Eu gostava de provocá-la, segurei meu pau pela base e percorri toda a entrada de Bella, quando eu chegava perto do nervo inchado, eu pressionava de leve, fazendo Bella rebolar desesperada para o meu lado. Ela não gozaria daquele jeito, não com aquele tecido estúpido entre nós. Passei meus dedos pela lateral da calcinha, Bella sorriu de um jeito atrevido para mim. Eu desci a calcinha logo depois.
Bella terminou de tirá-la, aquilo era quente como o inferno. O jeito que ela ergueu as pernas para se livrar da peça, o sorriso que ela me dava. Tudo me deixava tonto.

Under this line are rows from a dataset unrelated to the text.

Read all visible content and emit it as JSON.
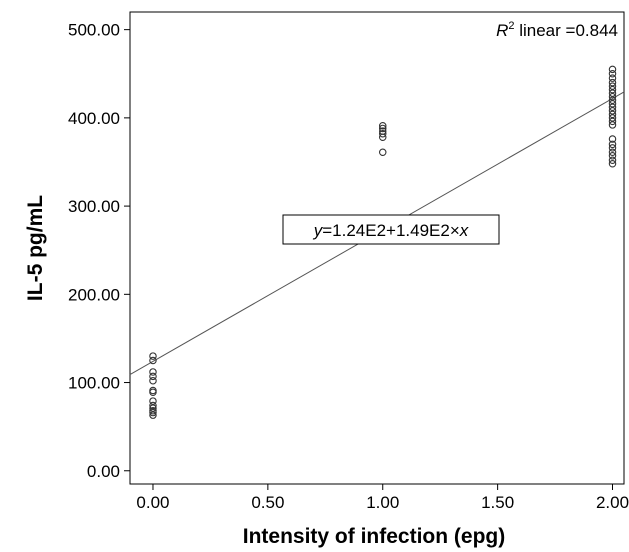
{
  "chart_data": {
    "type": "scatter",
    "xlabel": "Intensity of infection (epg)",
    "ylabel": "IL-5 pg/mL",
    "xlim": [
      -0.1,
      2.05
    ],
    "ylim": [
      -15,
      520
    ],
    "xticks": [
      0.0,
      0.5,
      1.0,
      1.5,
      2.0
    ],
    "xtick_labels": [
      "0.00",
      "0.50",
      "1.00",
      "1.50",
      "2.00"
    ],
    "yticks": [
      0,
      100,
      200,
      300,
      400,
      500
    ],
    "ytick_labels": [
      "0.00",
      "100.00",
      "200.00",
      "300.00",
      "400.00",
      "500.00"
    ],
    "grid": false,
    "points": [
      {
        "x": 0,
        "y": 130
      },
      {
        "x": 0,
        "y": 125
      },
      {
        "x": 0,
        "y": 112
      },
      {
        "x": 0,
        "y": 107
      },
      {
        "x": 0,
        "y": 102
      },
      {
        "x": 0,
        "y": 91
      },
      {
        "x": 0,
        "y": 89
      },
      {
        "x": 0,
        "y": 79
      },
      {
        "x": 0,
        "y": 74
      },
      {
        "x": 0,
        "y": 71
      },
      {
        "x": 0,
        "y": 68
      },
      {
        "x": 0,
        "y": 66
      },
      {
        "x": 0,
        "y": 63
      },
      {
        "x": 1,
        "y": 391
      },
      {
        "x": 1,
        "y": 388
      },
      {
        "x": 1,
        "y": 385
      },
      {
        "x": 1,
        "y": 382
      },
      {
        "x": 1,
        "y": 378
      },
      {
        "x": 1,
        "y": 361
      },
      {
        "x": 2,
        "y": 455
      },
      {
        "x": 2,
        "y": 450
      },
      {
        "x": 2,
        "y": 445
      },
      {
        "x": 2,
        "y": 440
      },
      {
        "x": 2,
        "y": 436
      },
      {
        "x": 2,
        "y": 432
      },
      {
        "x": 2,
        "y": 428
      },
      {
        "x": 2,
        "y": 424
      },
      {
        "x": 2,
        "y": 420
      },
      {
        "x": 2,
        "y": 416
      },
      {
        "x": 2,
        "y": 412
      },
      {
        "x": 2,
        "y": 408
      },
      {
        "x": 2,
        "y": 404
      },
      {
        "x": 2,
        "y": 400
      },
      {
        "x": 2,
        "y": 396
      },
      {
        "x": 2,
        "y": 392
      },
      {
        "x": 2,
        "y": 376
      },
      {
        "x": 2,
        "y": 370
      },
      {
        "x": 2,
        "y": 366
      },
      {
        "x": 2,
        "y": 361
      },
      {
        "x": 2,
        "y": 357
      },
      {
        "x": 2,
        "y": 352
      },
      {
        "x": 2,
        "y": 348
      }
    ],
    "fit_line": {
      "intercept": 124,
      "slope": 149
    },
    "equation": {
      "var_y": "y",
      "text": "=1.24E2+1.49E2×",
      "var_x": "x"
    },
    "r2": {
      "symbol": "R",
      "superscript": "2",
      "text": " linear =0.844"
    }
  }
}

Nós estávamos nus e queimando de tesão. Era difícil ter algum tipo de controle, encarei a boceta rosa, coberta uma tirinha fininha de pelo. Céus, era demais para mim! Subi os olhos para encontrar os de Bella. Prendi meu olhar, eu queria terminar junto dela. Eu voltei para os meus movimentos, uma mão a estimulava nos seios, enquanto a outra segurava e guiava meu membro teso.
A umidade melou a cabeça do meu pau, fazendo-o deslizar por toda entrada quente de Bella. Eu nunca chegava perto do clitóris, ela teria que implorar para mim.
“Você é tão quente e molhada, Bella!” Minha voz saiu sofrida, eu já estava louco para gozar.
Bella arfou rendida perto de minha boca, ela desceu a mão que estava em minha barriga e envolveu meu pau, restou a mim, deixá-la conduzir nossa brincadeira. “Eu amo sentir seu pau duro, Edward! É tão gostoso!”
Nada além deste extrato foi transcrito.